At 800 K the equilibrium constant for I2(g) 2 I(g) is Kc = 3.1 10-5. If an equilibrium mixture in a 10.0-L vessel contains 3.56 10-2 g of I(g), how many grams of I2 are in the mixture?
...........I2 ==> 2I
equil mols I = 0.0356g/about 127 = about 2.8E-4. M = mols/L = about 2.8E-5. You need to confirm these numbers.
Kc = (I)^2/(I2)
You know equil (I) and Kc, calculate (I2).
AMDG i need some help bkim and zurak
To find the number of grams of I2 in the mixture, we need to use the equilibrium constant expression and the given information.

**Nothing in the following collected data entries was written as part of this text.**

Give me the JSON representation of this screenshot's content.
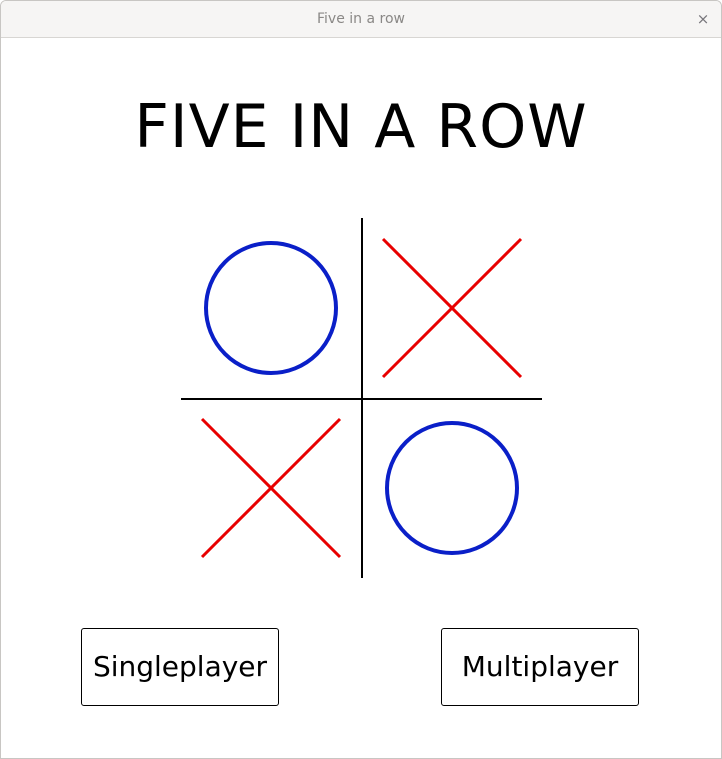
{
  "window": {
    "title": "Five in a row",
    "close_glyph": "×"
  },
  "heading": "FIVE IN A ROW",
  "board": {
    "cells": [
      {
        "mark": "O",
        "color": "#0a1fc8"
      },
      {
        "mark": "X",
        "color": "#e80000"
      },
      {
        "mark": "X",
        "color": "#e80000"
      },
      {
        "mark": "O",
        "color": "#0a1fc8"
      }
    ],
    "grid_color": "#000000"
  },
  "buttons": {
    "singleplayer": "Singleplayer",
    "multiplayer": "Multiplayer"
  }
}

The equilibrium constant expression for the reaction I2(g) ⇌ 2 I(g) is given by:
Kc = [I(g)]^2 / [I2(g)]
Now let's substitute the given values into the equation.
Kc = 3.1 × 10^(-5)
[I(g)] = 3.56 × 10^(-2) g
[I2(g)] = ? (the unknown mass of I2)
We can rearrange the equilibrium constant expression to solve for [I2(g)]:
[I2(g)] = [I(g)]^2 / Kc
Plugging in the known values:
[I2(g)] = (3.56 × 10^(-2) g)^2 / (3.1 × 10^(-5))
Simplifying the equation:
[I2(g)] = 12.903 g / (3.1 × 10^(-5))
Calculating the result:
[I2(g)] ≈ 416,548.39 g
Therefore, the number of grams of I2 in the mixture is approximately 416,548.39 g.